Now in the hotel Granny's cell phone rings, and it is Carl, calling for a report on Molly. Granny tells him all is well and hands the phone to Kate.

And Grandad, who will not allow space in his life either for cell phones or for computers, goes outside into the Portsmouth night for a solitary walk. The rain has stopped and the wind has died down, leaving a dark, damp summer night.

Grandad walks slowly along the street, thinking of Molly's desperate plea to stay in Britain; thinking of the rapt expression on her face as she first gazed at HMS
Victory
; thinking of certain other moments on board Nelson's ship when perhaps she might have been hearing things that he did not hear. He thinks of Molly's father, his lost son-in-law, and of the way he died. He thinks of his own days in the Royal Navy, long ago, and of nights at sea, alone under a dark sky filled with blazing stars, when he felt a curious kinship with other sailors on that same sea from years or centuries ago.
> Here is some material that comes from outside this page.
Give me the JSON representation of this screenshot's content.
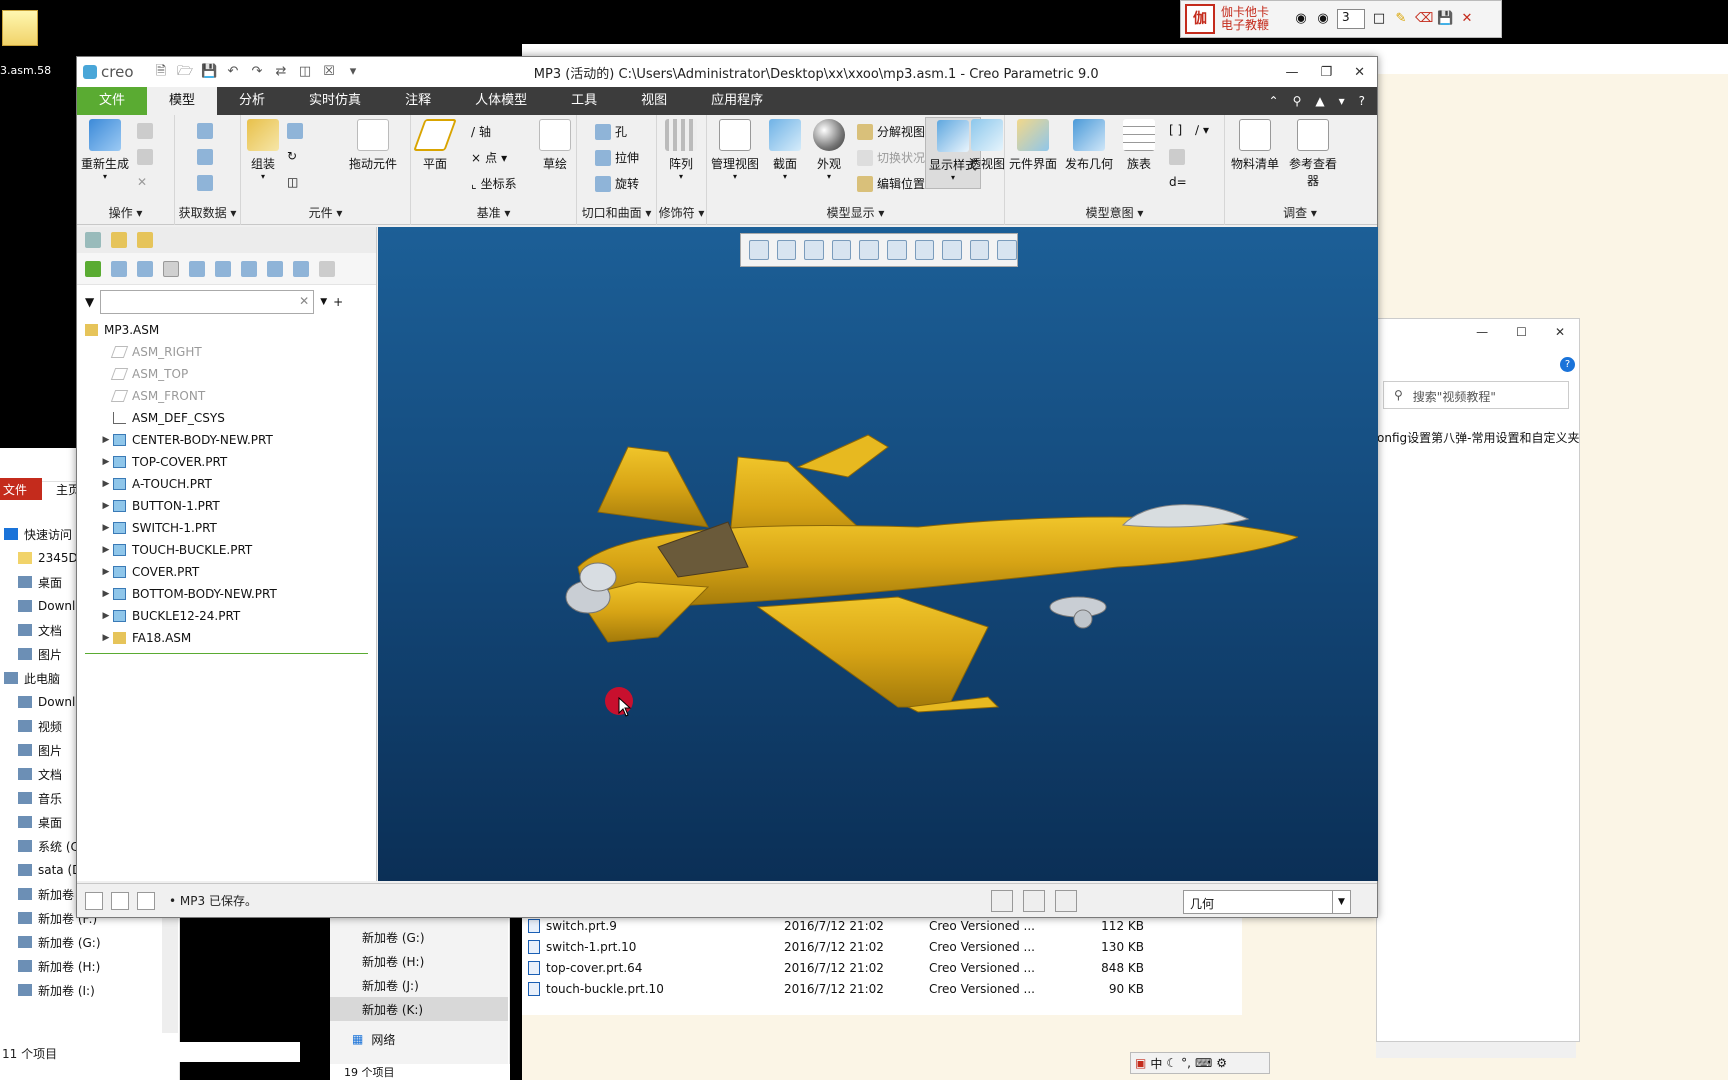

And though he is appalled by the horror and grief Molly may have faced today, he thinks he can understand the mysterious four-hour vacancy that occurred in her consciousness. But he can hardly tell anybody, even his wife, that he
believes his granddaughter may have witnessed the events of the Battle of Trafalgar, fought two hundred years ago.

Molly is back in her little room at her grandparents' house in Highgate, thinking about Sam Robbins. All day she has been very quiet, because she is in a stunned state of mind. When anyone has asked her questions about those hours on HMS
Victory
she has not properly told the truth—not even to Grandad. Although the whole thing is a painful blur, she is sure that she was feeling and hearing what Sam Robbins felt at Trafalgar. She does not think this was Sam's doing, even though she is also becoming convinced that he has somehow been trying to reach her ever since she found his piece of the
Victory
's flag—or perhaps even before that.